Vic (Vishvjit Singh) Nalwa is President of FullView, which he founded with Bell Labs in 2000, after inventing the original FullView camera there in 1995.

He skipped his senior year at St. Columba's High School in New Delhi, India to attend the Indian Institute of Technology, Kanpur (IITK). Admission to IITK was solely through a nationwide entrance exam. At IITK, he shared the First Prize for Academic Excellence in the Core Curriculum in 1981, and the B.Tech Degree as the Best Graduating Student in Electrical Engineering (EE) in 1983. He then attended Stanford University on its inaugural Information Systems Laboratory Research Fellowship, receiving from Stanford the M.S. and Ph.D. Degrees in EE in 1985 and 1987, respectively.

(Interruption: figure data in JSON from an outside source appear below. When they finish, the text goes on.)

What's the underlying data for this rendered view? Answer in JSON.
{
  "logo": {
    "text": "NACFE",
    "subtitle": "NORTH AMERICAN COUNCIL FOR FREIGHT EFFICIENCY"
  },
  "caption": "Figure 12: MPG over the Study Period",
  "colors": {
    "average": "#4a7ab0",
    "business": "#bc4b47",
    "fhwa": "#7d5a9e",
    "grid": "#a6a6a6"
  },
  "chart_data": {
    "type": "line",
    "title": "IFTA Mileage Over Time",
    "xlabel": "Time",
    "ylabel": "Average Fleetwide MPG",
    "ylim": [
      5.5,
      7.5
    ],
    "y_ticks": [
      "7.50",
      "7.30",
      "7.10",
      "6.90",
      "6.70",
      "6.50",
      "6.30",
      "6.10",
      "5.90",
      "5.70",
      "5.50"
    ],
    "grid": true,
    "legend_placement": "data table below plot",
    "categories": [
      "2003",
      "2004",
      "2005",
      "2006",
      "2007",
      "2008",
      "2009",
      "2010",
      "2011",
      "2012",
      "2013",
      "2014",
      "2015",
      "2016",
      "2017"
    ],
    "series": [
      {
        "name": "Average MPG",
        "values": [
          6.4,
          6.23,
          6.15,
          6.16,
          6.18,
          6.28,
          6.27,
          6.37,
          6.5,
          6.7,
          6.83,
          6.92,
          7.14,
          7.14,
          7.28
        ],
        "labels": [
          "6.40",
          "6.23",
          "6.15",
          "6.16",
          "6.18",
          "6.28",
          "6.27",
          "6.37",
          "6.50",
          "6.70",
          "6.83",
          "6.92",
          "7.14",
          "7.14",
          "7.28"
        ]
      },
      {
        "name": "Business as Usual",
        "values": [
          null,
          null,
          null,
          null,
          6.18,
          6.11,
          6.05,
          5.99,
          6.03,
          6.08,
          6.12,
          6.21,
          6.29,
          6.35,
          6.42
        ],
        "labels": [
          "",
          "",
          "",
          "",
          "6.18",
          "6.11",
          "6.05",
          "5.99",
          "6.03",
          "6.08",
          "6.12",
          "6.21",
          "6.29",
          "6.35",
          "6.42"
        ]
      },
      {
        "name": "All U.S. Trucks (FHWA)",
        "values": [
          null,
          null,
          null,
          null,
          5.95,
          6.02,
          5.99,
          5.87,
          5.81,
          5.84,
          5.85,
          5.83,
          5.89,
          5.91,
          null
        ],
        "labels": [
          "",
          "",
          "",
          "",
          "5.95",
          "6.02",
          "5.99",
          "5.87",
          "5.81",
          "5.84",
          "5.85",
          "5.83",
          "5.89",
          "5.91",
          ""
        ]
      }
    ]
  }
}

Between Stanford and FullView, he was with Bell Labs Research, where in 1993 he conceived an algorithm to automatically authenticate signatures written onto signature pads like those in use today. After attending a talk at Bell Labs describing three competing ongoing multiyear team efforts toward this goal—by its Neural Networks, Speech and Statistics Research Departments—he'd speculated he could reduce their equal error rates ten-fold, which he was challenged to prove. Once he did this, over two ensuing summer months, the President of Bell Labs Research, who'd been seeking his resignation for insubordination, thereon afforded him unfettered freedom, which led to FullView. Independently, in 1994, he won a Bell-Labs-wide competition on applications of smart cards, as are present credit cards.

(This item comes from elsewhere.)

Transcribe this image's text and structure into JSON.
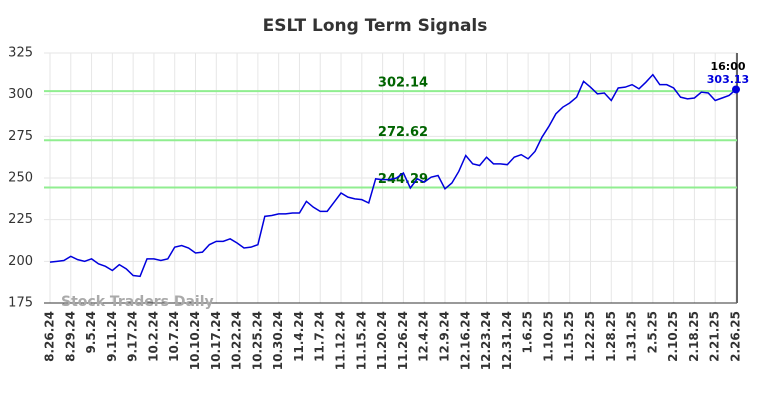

In 1989, he was concurrently on the faculty of EE at Princeton University, which led him to author A Guided Tour of Computer Vision (Addison-Wesley, 1993)—a text adopted widely, including by Stanford for its PhD qualifying exam in computer science. He's been honored for his publications and patents; prevailed in every intellectual-property dispute he's partaken, whether as a litigant or an expert; and given invited talks worldwide, including at MIT, Stanford, UC Berkeley, Harvard, Princeton, Yale, Google, Technion, TU Delft, IIT Delhi and INRIA SA. He was an Associate Editor of IEEE PAMI from 1994 to 1998, and was elected a Fellow of the IEEE in 2004.

He's a lineal descendant of Hari Singh Nalwa (1791–1837), the Sikh general who drove Afghan rule off the Indian subcontinent to behind the Khyber Pass.